On 6 September 2010, the Irish Minister for Enterprise, Trade and Innovation approved Bermuda, the British Virgin Islands, the Cayman Islands, Guernsey, the Isle of Man and Jersey as jurisdictions from which corporate funds will be permitted to redomicile to Ireland.
Accordingly, redomiciliations from these jurisdictions can now be effected pursuant to legislation which was specifically enacted in Ireland in late 2009 to facilitate the re-domiciliation of unregulated corporate funds to Ireland.
The Legislative Changes
New company law enhancements contained in the Companies (Miscellaneous Provisions) Act 2009 introduced a straightforward procedure to re-domicile corporate funds to Ireland. In the past, due to the absence of specific re-domiciliation provisions under Irish company law, a re-domiciliation to Ireland would typically be effected by establishing a new fund structure in Ireland, transferring the assets of the existing fund to the new Irish fund and ultimately winding up the “shell” of the original fund. While this did enable continuity, the Irish entity was effectively a new structure.
Under the new regime, a fund can migrate directly to Ireland retaining its corporate identity, track record (provided no significant change to investment policy or fee structure occurs) and existing contractual arrangements.
The new regime ensures re-domiciliation may now be approved by the shareholders of the migrating fund only.

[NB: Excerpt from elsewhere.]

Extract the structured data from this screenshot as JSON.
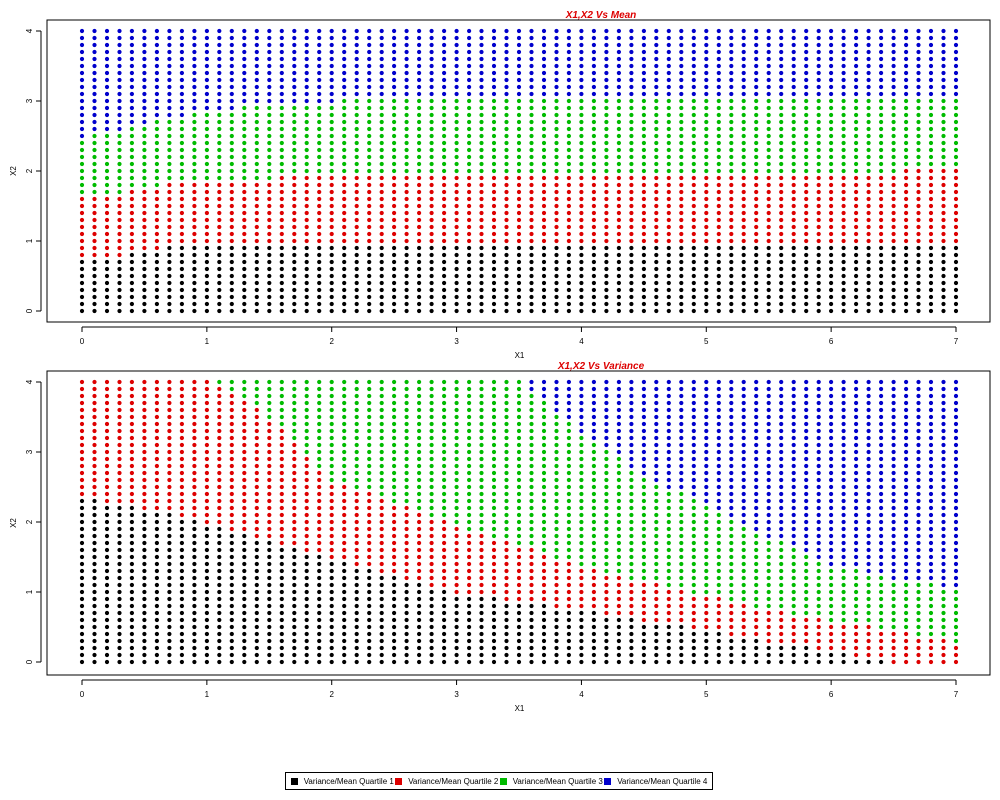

Furthermore, a more streamlined process of document registration has been introduced, resulting in a new single-filing registration process at the Irish Companies Registration Office (CRO). It should be noted that an Irish domiciled fund must be authorised by the Irish Financial Services Regulatory Authority (the “Financial Regulator”), a process which will occur simultaneously with registration at the CRO.
Advantages of the New System
The new regime has many advantages, including the following: -
- it introduces a legal framework to enhance the efficiency of the process to re-domicile unregulated funds to Ireland;
- it provides for the continuation of foreign investment companies in Ireland and allowing the existing corporate identity of the migrating company to be retained;
- there is no tax inefficient transfer of assets between funds; and the fund retains its existing contractual arrangements, its track record and its listing history.
A foreign investment company wishing to migrate to Ireland will apply to the CRO to be registered as a company in Ireland by way of continuation. This will be done by lodging a detailed form accompanied by several documents, including a statutory declaration of a director of the migrating company confirming certain facts about the status of the migrating company. An application to the Financial Regulator is made simultaneously to this application to the CRO.
As part of the Financial Regulator’s authorisation process, the entity acting as promoter and investment manager to the migrating company will require to be authorised by the Financial Regulator (if not already authorised as such).
The new procedure is effective as of 7 September 2010 for corporate entities seeking to redomicile from each of Bermuda, the British Virgin Islands, the Cayman Islands, Guernsey, the Isle of Man and Jersey. These jurisdictions were approved for inclusion in this process following an in-depth examination of the legal framework in each such jurisdiction. This now paves the way for those investment managers wishing to move their funds, currently domiciled in these jurisdictions, to Ireland.